Validation & Preflight

Pre-flight checks

Docs: SQL Warehouses | Databricks SDK for Python

When to use: Before starting a long-running clone, verify that everything is in place: workspace connectivity, warehouse is running, catalogs are accessible, and you have write permissions.

Real-world scenario: Your clone job runs at 2 AM via a scheduled workflow. Instead of failing 30 minutes in because the warehouse was stopped, the pre-flight check catches it immediately and fails fast.

# Run all checks
clxs preflight

Output:

============================================================
PRE-FLIGHT CHECK RESULTS
============================================================
[PASS] env_vars: DATABRICKS_HOST and TOKEN set
[PASS] connectivity: 12 catalogs accessible
[PASS] warehouse: my-warehouse (RUNNING)
[PASS] source_access (production): Accessible (1 schema(s) readable)
[PASS] destination_access (staging): Accessible (1 schema(s) readable)
[PASS] write_permissions: Can create/drop schemas
------------------------------------------------------------
6 passed, 0 warnings, 0 failed
============================================================
All critical checks passed. Ready to proceed.
tip

If the destination catalog doesn't exist yet, the preflight will show a warning (not a failure) — the clone command will create it automatically.

# Skip the write permission check (e.g., for read-only analysis commands)
clxs preflight --no-write-check

Automate it

Add pre-flight as a step before clone in your pipeline:

clxs preflight && clxs clone

Post-clone validation

Docs: Information Schema TABLES

When to use: After cloning, verify that the destination tables have the same data as the source — row counts and optionally data checksums.

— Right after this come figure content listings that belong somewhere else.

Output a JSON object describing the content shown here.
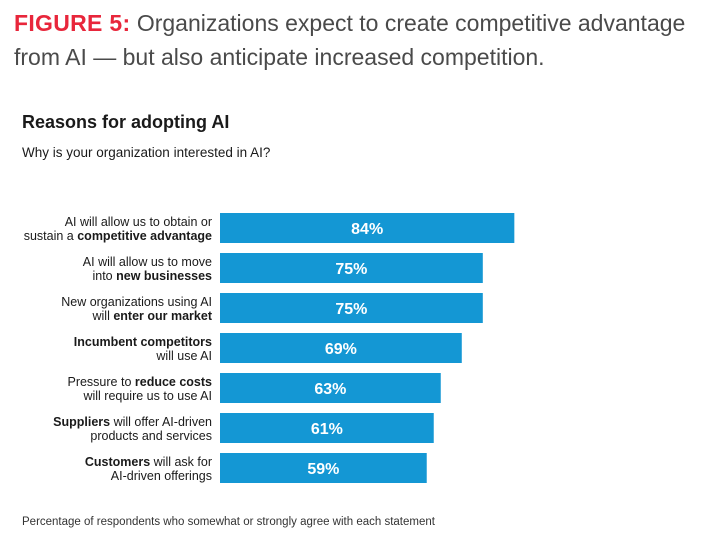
{
  "figure": {
    "label": "FIGURE 5:",
    "caption": "Organizations expect to create competitive advantage from AI — but also anticipate increased competition."
  },
  "colors": {
    "accent": "#e8263b",
    "bar": "#1497d4",
    "text": "#1a1a1a"
  },
  "footnote": "Percentage of respondents who somewhat or strongly agree with each statement",
  "chart_data": {
    "type": "bar",
    "orientation": "horizontal",
    "title": "Reasons for adopting AI",
    "subtitle": "Why is your organization interested in AI?",
    "xlabel": "",
    "ylabel": "",
    "xlim": [
      0,
      100
    ],
    "grid": false,
    "unit": "%",
    "categories": [
      [
        [
          {
            "t": "AI will allow us to obtain or",
            "b": false
          }
        ],
        [
          {
            "t": "sustain a ",
            "b": false
          },
          {
            "t": "competitive advantage",
            "b": true
          }
        ]
      ],
      [
        [
          {
            "t": "AI will allow us to move",
            "b": false
          }
        ],
        [
          {
            "t": "into ",
            "b": false
          },
          {
            "t": "new businesses",
            "b": true
          }
        ]
      ],
      [
        [
          {
            "t": "New organizations using AI",
            "b": false
          }
        ],
        [
          {
            "t": "will ",
            "b": false
          },
          {
            "t": "enter our market",
            "b": true
          }
        ]
      ],
      [
        [
          {
            "t": "Incumbent competitors",
            "b": true
          }
        ],
        [
          {
            "t": "will use AI",
            "b": false
          }
        ]
      ],
      [
        [
          {
            "t": "Pressure to ",
            "b": false
          },
          {
            "t": "reduce costs",
            "b": true
          }
        ],
        [
          {
            "t": "will require us to use AI",
            "b": false
          }
        ]
      ],
      [
        [
          {
            "t": "Suppliers",
            "b": true
          },
          {
            "t": " will offer AI-driven",
            "b": false
          }
        ],
        [
          {
            "t": "products and services",
            "b": false
          }
        ]
      ],
      [
        [
          {
            "t": "Customers",
            "b": true
          },
          {
            "t": " will ask for",
            "b": false
          }
        ],
        [
          {
            "t": "AI-driven offerings",
            "b": false
          }
        ]
      ]
    ],
    "values": [
      84,
      75,
      75,
      69,
      63,
      61,
      59
    ],
    "data_labels": [
      "84%",
      "75%",
      "75%",
      "69%",
      "63%",
      "61%",
      "59%"
    ]
  }
}
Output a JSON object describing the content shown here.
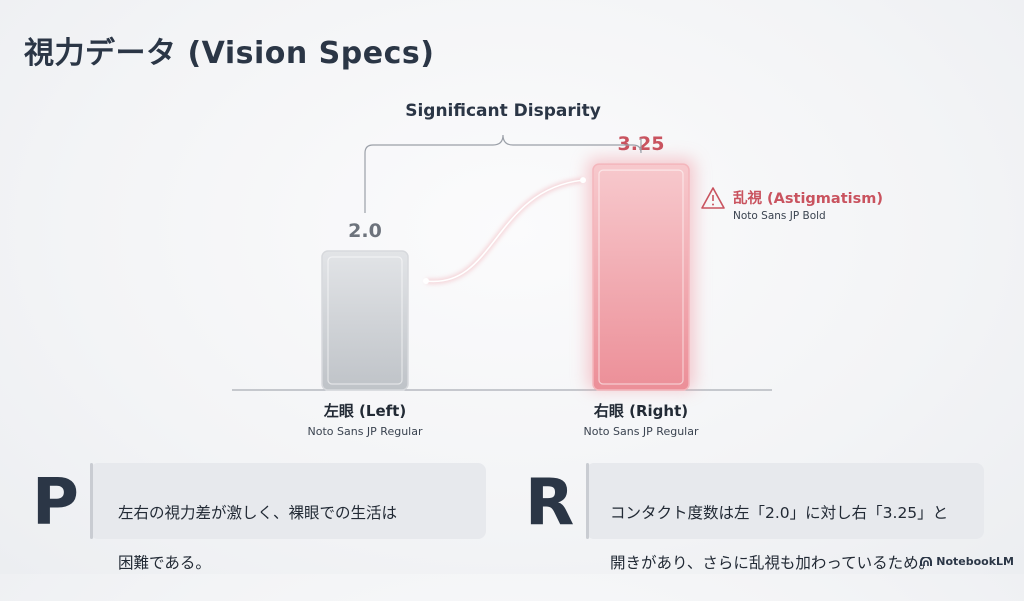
{
  "page_title": "視力データ (Vision Specs)",
  "chart_data": {
    "type": "bar",
    "title": "",
    "categories": [
      "左眼 (Left)",
      "右眼 (Right)"
    ],
    "category_sublabels": [
      "Noto Sans JP Regular",
      "Noto Sans JP Regular"
    ],
    "values": [
      2.0,
      3.25
    ],
    "value_labels": [
      "2.0",
      "3.25"
    ],
    "bar_colors": [
      "#c9ccd1",
      "#f0a4ab"
    ],
    "value_label_colors": [
      "#6d737c",
      "#c9535f"
    ],
    "bracket_label": "Significant Disparity",
    "annotation": {
      "label": "乱視 (Astigmatism)",
      "sublabel": "Noto Sans JP Bold",
      "icon": "warning-icon",
      "color": "#c9535f"
    },
    "xlabel": "",
    "ylabel": "",
    "grid": false
  },
  "points": [
    {
      "letter": "P",
      "lines": [
        "左右の視力差が激しく、裸眼での生活は",
        "困難である。"
      ]
    },
    {
      "letter": "R",
      "lines": [
        "コンタクト度数は左「2.0」に対し右「3.25」と",
        "開きがあり、さらに乱視も加わっているため。"
      ]
    }
  ],
  "watermark": "NotebookLM"
}
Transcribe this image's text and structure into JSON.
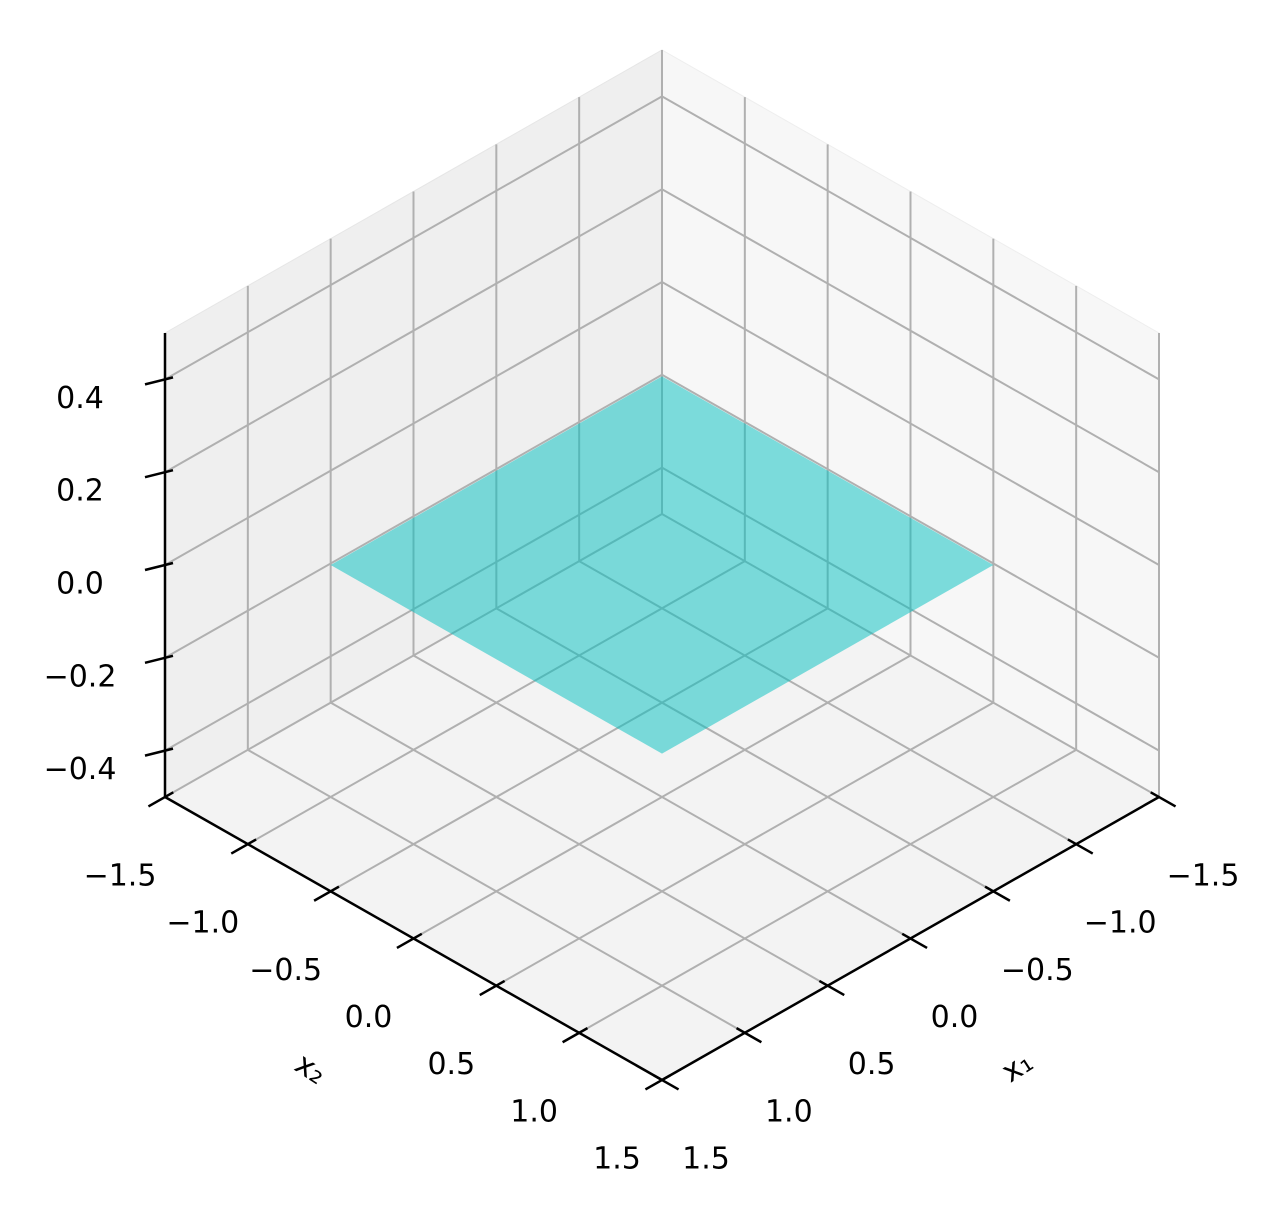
{
  "chart_data": {
    "type": "surface3d",
    "x_label": "x₁",
    "y_label": "x₂",
    "x": [
      -1,
      1
    ],
    "y": [
      -1,
      1
    ],
    "z": [
      [
        0,
        0
      ],
      [
        0,
        0
      ]
    ],
    "color": "#00bfbf",
    "alpha": 0.5,
    "xlim": [
      -1.5,
      1.5
    ],
    "ylim": [
      -1.5,
      1.5
    ],
    "zlim": [
      -0.5,
      0.5
    ],
    "xticks": [
      {
        "value": -1.5,
        "label": "−1.5"
      },
      {
        "value": -1.0,
        "label": "−1.0"
      },
      {
        "value": -0.5,
        "label": "−0.5"
      },
      {
        "value": 0,
        "label": "0.0"
      },
      0.5,
      {
        "value": 1.0,
        "label": "1.0"
      },
      1.5
    ],
    "yticks": [
      {
        "value": -1.5,
        "label": "−1.5"
      },
      {
        "value": -1.0,
        "label": "−1.0"
      },
      {
        "value": -0.5,
        "label": "−0.5"
      },
      {
        "value": 0,
        "label": "0.0"
      },
      0.5,
      {
        "value": 1.0,
        "label": "1.0"
      },
      1.5
    ],
    "zticks": [
      {
        "value": -0.4,
        "label": "−0.4"
      },
      {
        "value": -0.2,
        "label": "−0.2"
      },
      {
        "value": 0,
        "label": "0.0"
      },
      {
        "value": 0.2,
        "label": "0.2"
      },
      {
        "value": 0.4,
        "label": "0.4"
      }
    ],
    "grid": true
  }
}
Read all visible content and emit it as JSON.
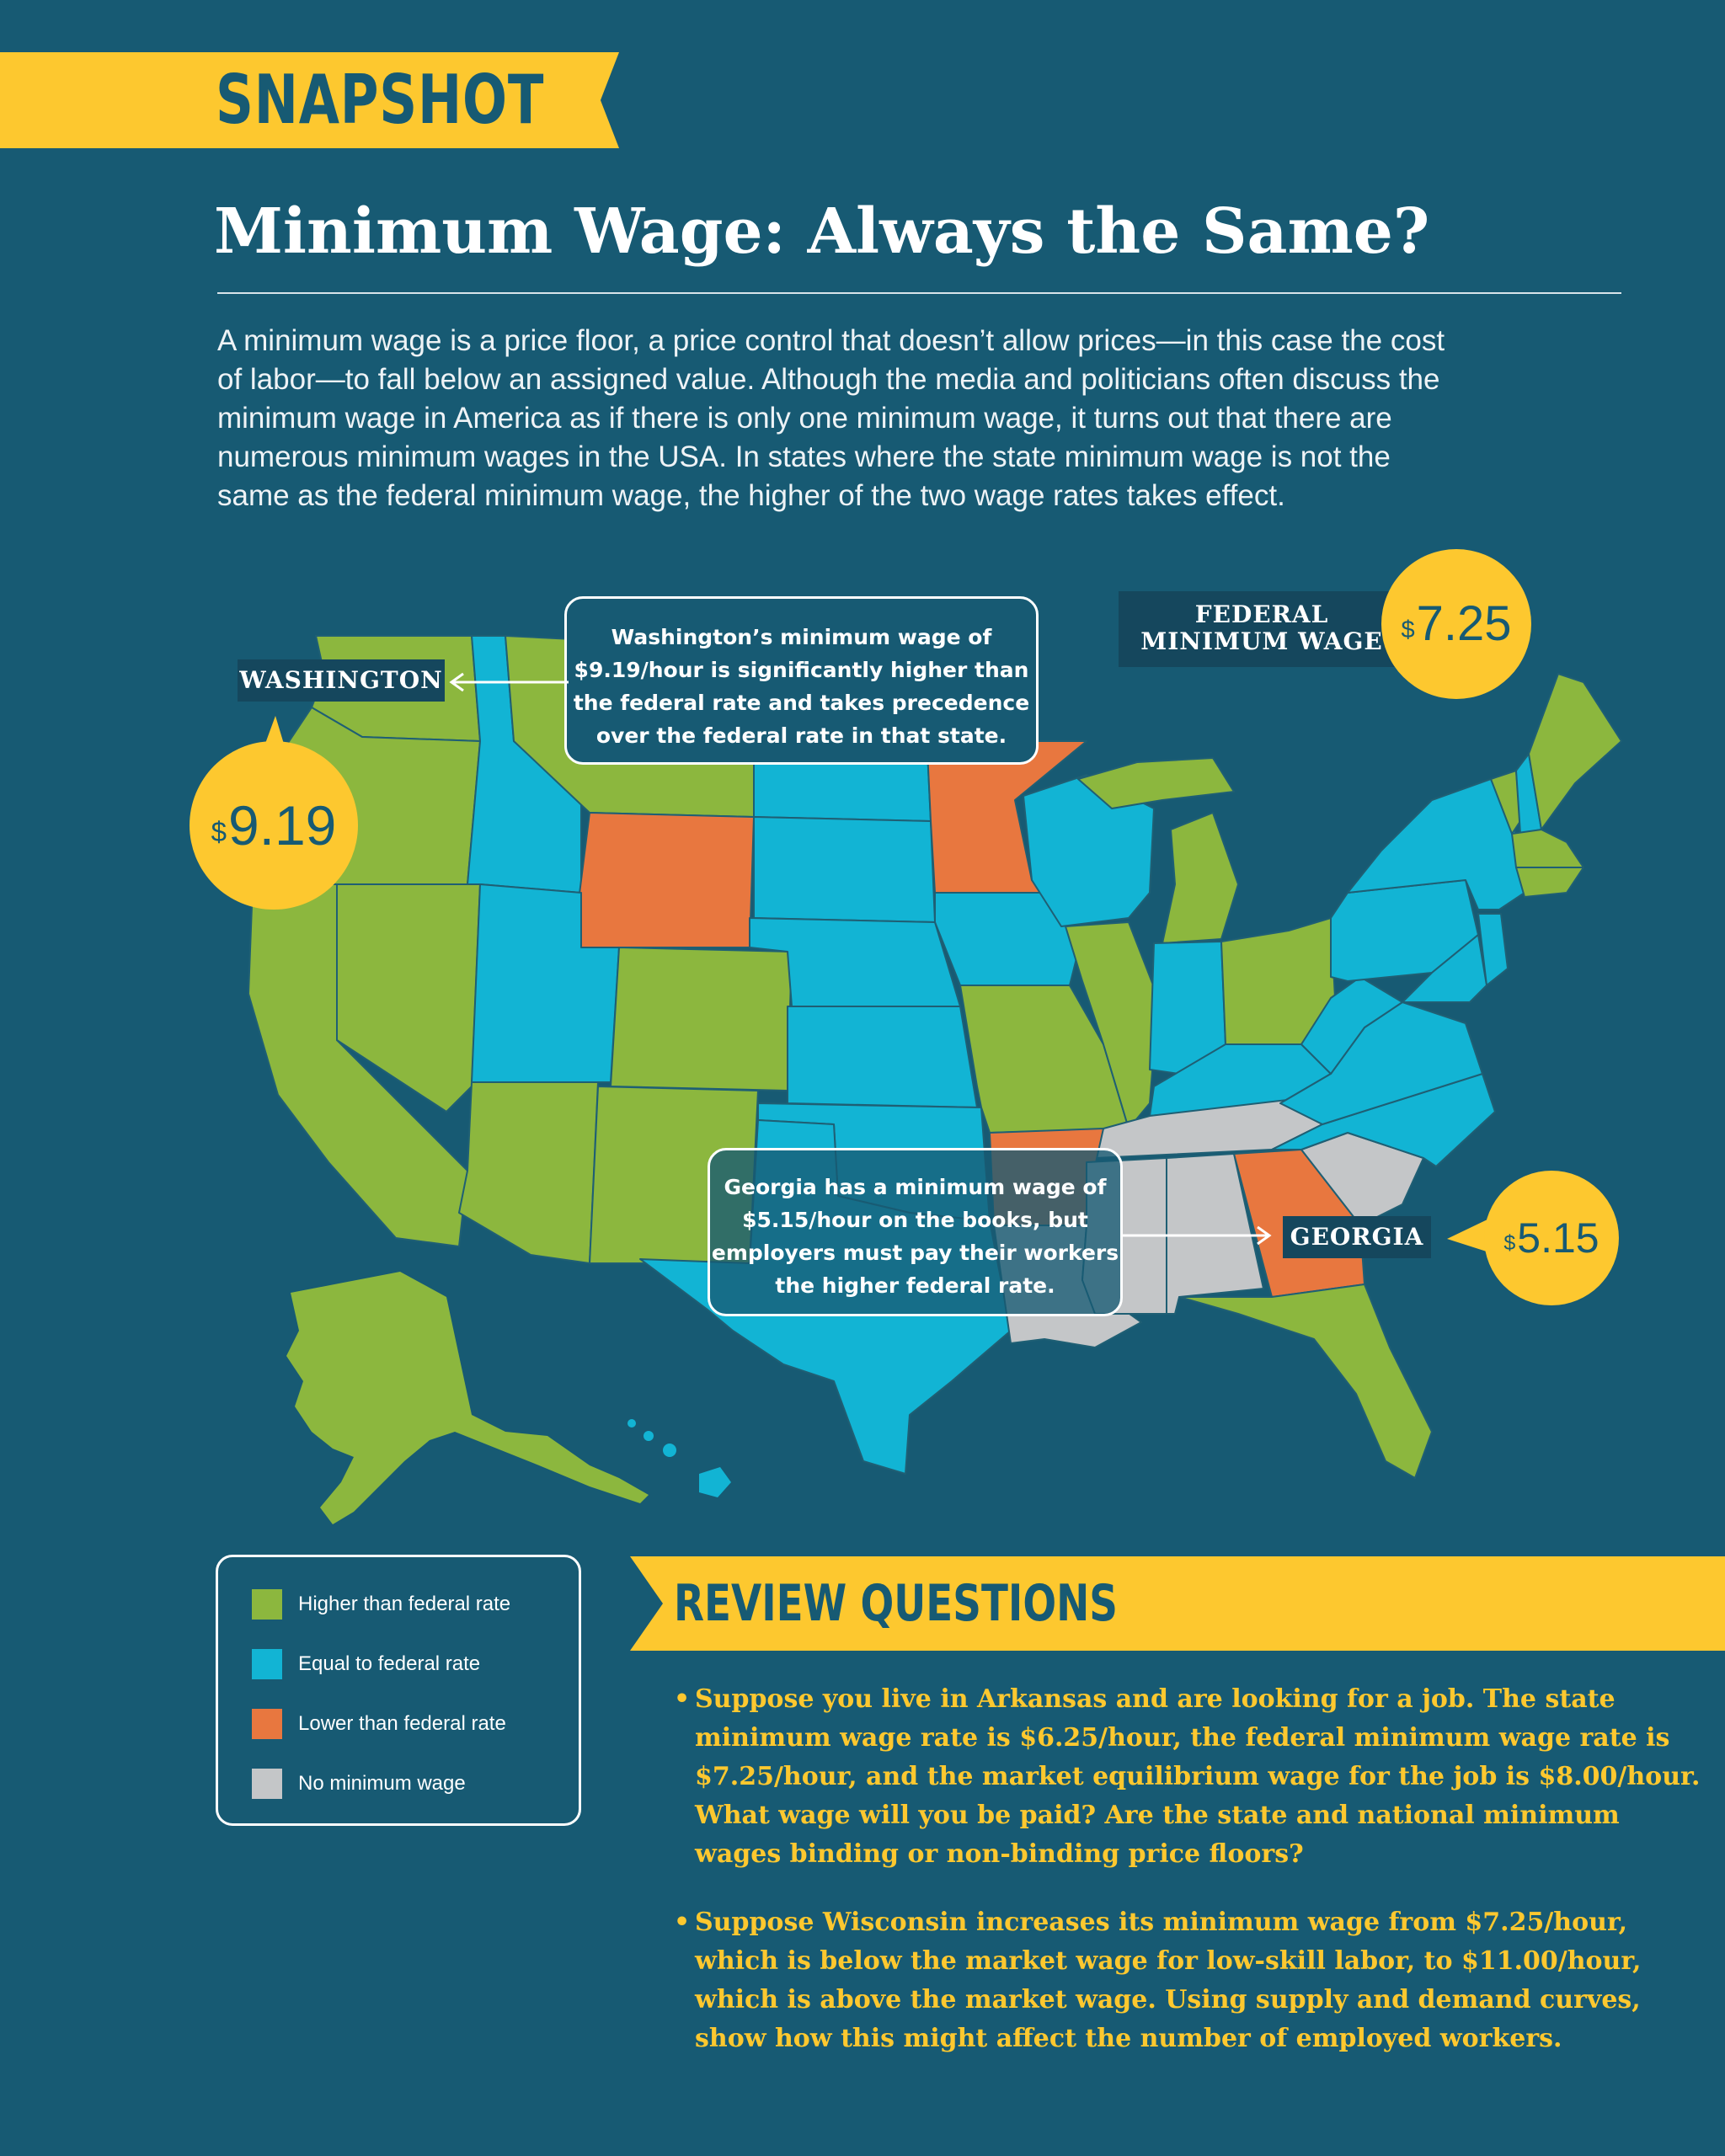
{
  "snapshot": {
    "label": "SNAPSHOT"
  },
  "title": "Minimum Wage: Always the Same?",
  "intro": [
    "A minimum wage is a price floor, a price control that doesn’t allow prices—in this case the cost",
    "of labor—to fall below an assigned value.  Although the media and politicians often discuss the",
    "minimum wage in America as if there is only one minimum wage, it turns out that there are",
    "numerous minimum wages in the USA. In states where the state minimum wage is not the",
    "same as the federal minimum wage, the higher of the two wage rates takes effect."
  ],
  "colors": {
    "background": "#175a73",
    "accent": "#fdc82f",
    "higher": "#8cb73e",
    "equal": "#12b4d4",
    "lower": "#e8773f",
    "none": "#c4c6c8"
  },
  "federal": {
    "line1": "FEDERAL",
    "line2": "MINIMUM WAGE",
    "currency": "$",
    "amount": "7.25"
  },
  "washington": {
    "tag": "WASHINGTON",
    "currency": "$",
    "amount": "9.19",
    "callout": [
      "Washington’s minimum wage of",
      "$9.19/hour is significantly higher than",
      "the federal rate and takes precedence",
      "over the federal rate in that state."
    ]
  },
  "georgia": {
    "tag": "GEORGIA",
    "currency": "$",
    "amount": "5.15",
    "callout": [
      "Georgia has a minimum wage of",
      "$5.15/hour on the books, but",
      "employers must pay their workers",
      "the higher federal rate."
    ]
  },
  "legend": [
    {
      "label": "Higher than federal rate",
      "color": "#8cb73e"
    },
    {
      "label": "Equal to federal rate",
      "color": "#12b4d4"
    },
    {
      "label": "Lower than federal rate",
      "color": "#e8773f"
    },
    {
      "label": "No minimum wage",
      "color": "#c4c6c8"
    }
  ],
  "review": {
    "title": "REVIEW QUESTIONS",
    "questions": [
      [
        "Suppose you live in Arkansas and are looking for a job.  The state",
        "minimum wage rate is $6.25/hour, the federal minimum wage rate is",
        "$7.25/hour, and the market equilibrium wage for the job is $8.00/hour.",
        "What wage will you be paid?  Are the state and national minimum",
        "wages binding or non-binding price floors?"
      ],
      [
        "Suppose Wisconsin increases its minimum wage from $7.25/hour,",
        "which is below the market wage for low-skill labor, to $11.00/hour,",
        "which is above the market wage. Using supply and demand curves,",
        "show how this might affect the number of employed workers."
      ]
    ]
  }
}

Real-world scenario: You cloned production to staging for QA testing. Before the QA team starts, you need to verify every table has the correct row count.

# Row count validation
clxs validate --source production --dest staging

# With checksum (slower but catches data corruption)
clxs validate --source production --dest staging --checksum

Output:

============================================================
VALIDATION SUMMARY: production vs staging
============================================================
Total tables: 247
Matched: 245
Mismatched: 2
Errors: 0
Mismatched tables:
sales.daily_agg: source=1043289 dest=1043201
hr.payroll: source=15232 dest=15230
============================================================

Automated validation after clone

# Clone + auto-validate in one command
clxs clone --validate --checksum

Cost estimation

Docs: DESCRIBE DETAIL

When to use: Before running a deep clone, estimate how much additional storage it will cost so you can get budget approval or choose shallow clone instead.

Real-world scenario: Your finance team asks: "How much will it cost to maintain a deep clone of the production catalog?" You run the estimator to get a dollar figure.

# Default pricing ($0.023/GB/month — AWS S3 standard)
clxs estimate --source production

# Custom pricing
clxs estimate --source production --price-per-gb 0.03

Output:

============================================================
COST ESTIMATION: production (DEEP CLONE)
============================================================
Total tables: 247
Total size: 1.84 TB
Estimated monthly storage cost: $43.38/month
Estimated annual cost: $520.56/year
============================================================